I had not heard of the Jetson so that was informative to hear, thanks for sharing.
In order to process all the data, did you think about Meshroom? https://alicevision.org/#meshroom
It’s a Free and Open Source Software, and there is a very interesting option called “live reconstruction”. If you can synchronize your camera storage with a computer where Meshroom is running, each time a new picture is coming to the folder, it will be aligned.
I never used this tool, I only saw it and was enthusiastic about it 🙂
I am very interested in the way to create this kind of rig. I am also dealing with archaeological stuff, and it could be usefull to record in a more easier way dolmens for instance if we can add some spotlight to the rig.
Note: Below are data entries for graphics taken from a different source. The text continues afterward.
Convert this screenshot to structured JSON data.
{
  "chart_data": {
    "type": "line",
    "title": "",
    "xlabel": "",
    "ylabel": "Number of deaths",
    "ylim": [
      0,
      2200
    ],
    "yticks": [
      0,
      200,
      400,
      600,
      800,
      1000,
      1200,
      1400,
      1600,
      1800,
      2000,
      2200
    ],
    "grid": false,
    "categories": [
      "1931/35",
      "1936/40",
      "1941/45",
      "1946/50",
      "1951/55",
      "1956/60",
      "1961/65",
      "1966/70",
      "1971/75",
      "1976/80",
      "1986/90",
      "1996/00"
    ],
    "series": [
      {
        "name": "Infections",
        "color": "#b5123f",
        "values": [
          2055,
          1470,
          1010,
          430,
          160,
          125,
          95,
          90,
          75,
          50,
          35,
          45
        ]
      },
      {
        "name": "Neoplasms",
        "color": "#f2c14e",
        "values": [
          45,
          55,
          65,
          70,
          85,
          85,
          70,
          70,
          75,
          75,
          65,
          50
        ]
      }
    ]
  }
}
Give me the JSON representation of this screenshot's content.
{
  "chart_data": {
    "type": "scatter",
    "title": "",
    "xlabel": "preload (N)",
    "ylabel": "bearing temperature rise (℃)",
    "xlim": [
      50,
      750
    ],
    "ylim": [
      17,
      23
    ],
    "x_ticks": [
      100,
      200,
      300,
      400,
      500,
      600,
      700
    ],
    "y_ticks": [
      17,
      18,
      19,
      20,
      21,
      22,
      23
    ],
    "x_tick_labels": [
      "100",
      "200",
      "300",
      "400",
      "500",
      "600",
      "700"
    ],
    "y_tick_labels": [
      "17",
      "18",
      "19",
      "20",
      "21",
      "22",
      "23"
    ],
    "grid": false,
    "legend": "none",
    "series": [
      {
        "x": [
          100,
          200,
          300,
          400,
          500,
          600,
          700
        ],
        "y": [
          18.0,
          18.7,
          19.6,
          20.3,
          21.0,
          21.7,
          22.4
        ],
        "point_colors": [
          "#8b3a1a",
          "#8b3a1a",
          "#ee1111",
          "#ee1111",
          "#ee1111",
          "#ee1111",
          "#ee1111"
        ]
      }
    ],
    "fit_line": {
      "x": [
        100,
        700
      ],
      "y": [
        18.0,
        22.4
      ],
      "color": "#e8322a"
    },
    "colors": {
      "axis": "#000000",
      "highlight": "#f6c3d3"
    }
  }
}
Thank you for your comment, Meshroom is a great suggestion!
I have some previous experience with that software, e.g. this collection from a couple of years ago on my Sketchfab: https://skfb.ly/6Wn8C . More recently I have casually tried out Meshroom on a few occasions, but the processing times for both the SfM and MVS stages seems to be exceptionally long when compared to commercially available software – however, I have yet to take a deep dive into Meshroom to find the fastest and/or most efficient settings, so I cannot speak of its comparative performance with absolute certainty. That is exciting to hear about the “live reconstruction” option, it sounds like a useful tool.
That is interesting to hear about your archaeological subjects – I am sure you would be able to design a rig with an integrated light source, whether that light was continuously emitting, or only emitting prior to or simultaneous with photo capture, and if the emitting illumination was of a specific type for any reason (UV/infrared/’regular’). No doubt the Pi and Photogrammetry community would have great interest in such a rig, if you proceeded with that I and others would look forward to seeing and hearing how it goes!
I’m interested to know how the data set was scaled/coordinated.
For scaling, the 3D model was cross-referenced with copyright-expired Ordnance Survey map data (e.g. https://maps.nls.uk/geo/explore/print/#zoom=18&lat=56.46167&lon=-2.97240&layers=170&b=3). This, in conjunction with eyeballing (i.e. guessing) the levelling of the model with reference to parts within that should be inherently level (e.g. the perimeter wall). So in other words, the scaling/coordinating was not terribly accurate, or at least, in its present form the workflow has room for significant inadvertent errors.
A simple way of rectifying this would be to record position data (latitude longitude altitude) for at least 3 evenly spread points in the area under reconstruction, e.g. for this Dundee Howff area, north gate, south-west gate, south-east corner. Then (assuming the validity and integrity of the 3D model in itself) coordinate the 3D model with reference to those points.
Alternatively, recording position data for each photo captured via e.g. the integration of a GPS or GNSS module into the rig, is the type of data that could be directly used by the photogrammetry software to produce a model that was georeferenced from the start.